Sana bu mektubu yalnızlığımın uçurumundan yazıyorum. Öyle bir uçurum ki, sanki birazdan bu sandalyeden kalkacağım ve düşeceğim. Aklımı yitirmek üzereyim. İçtikçe sana yaklaşıyorum. Sen hiçbir zaman benim yanımda olmadın zaten. Beni sevdiğini söylerken bile uzaktaydın sen. Uzaktın bana. Olağanca bir yabancılığımız vardı bir birimize karşı. Ben sana sarılınca anlıyordum senin benden çok uzakta olduğunu. Sürgünlüğün en acımasız ve istemsiz yanıydı yaşadığım. Sevdiğimi zannettiğim zamanlarda kendimi yalnız hissedip de sevilmediğim tokat gibi yüzüme indiği anda kendimi tanımlayamıyordum. Şimdi kapı çalsa ve gelsen, tanımam seni.

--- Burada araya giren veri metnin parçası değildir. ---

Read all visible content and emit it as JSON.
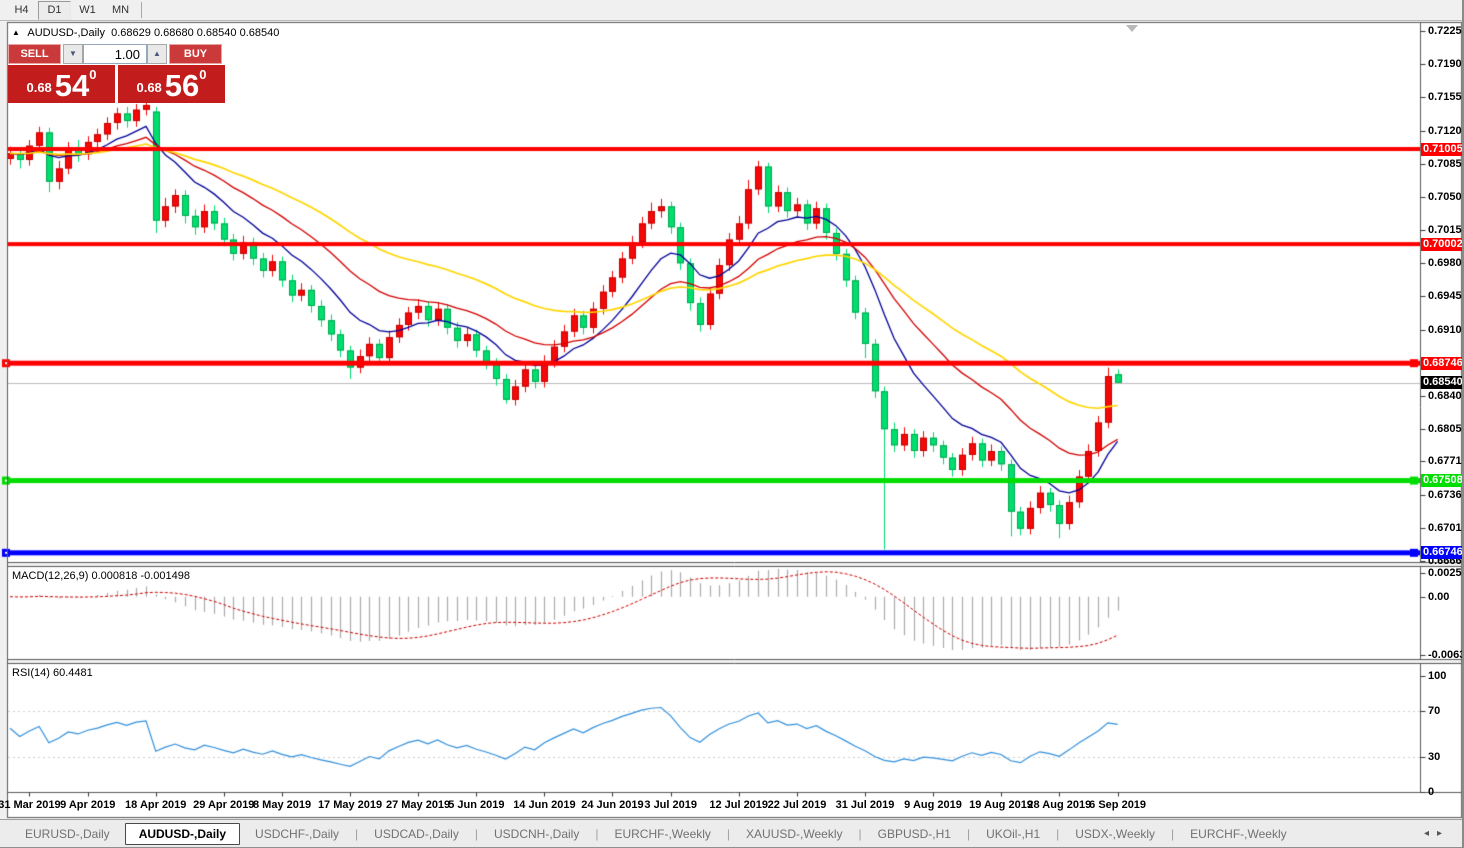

O kadar uzun olduysa zaman, sen de beni tanıyamazsın. Saçım sakalıma, bıyığım boyuma karıştı. Bütün bunları kendi kendime sayıklıyorum da ne bana bir faydası var sayıklamamın ne de başkasına. Saçmaladıkça insan doğruları bulurmuş, ben niye bulamıyorum o doğruyu. Sana yaklaştıkça aklıma bir çığ düşüyor, susuyorum. Sibel diye doğruluyorum bazen yataktan. Uykumun en koyu yerinde kan ter içinde, soluk soluğa uyanıyorum. Önüm arkam, sağım solum her yanımdasın. Sen benim yanımdayken ben sana hep uzağım.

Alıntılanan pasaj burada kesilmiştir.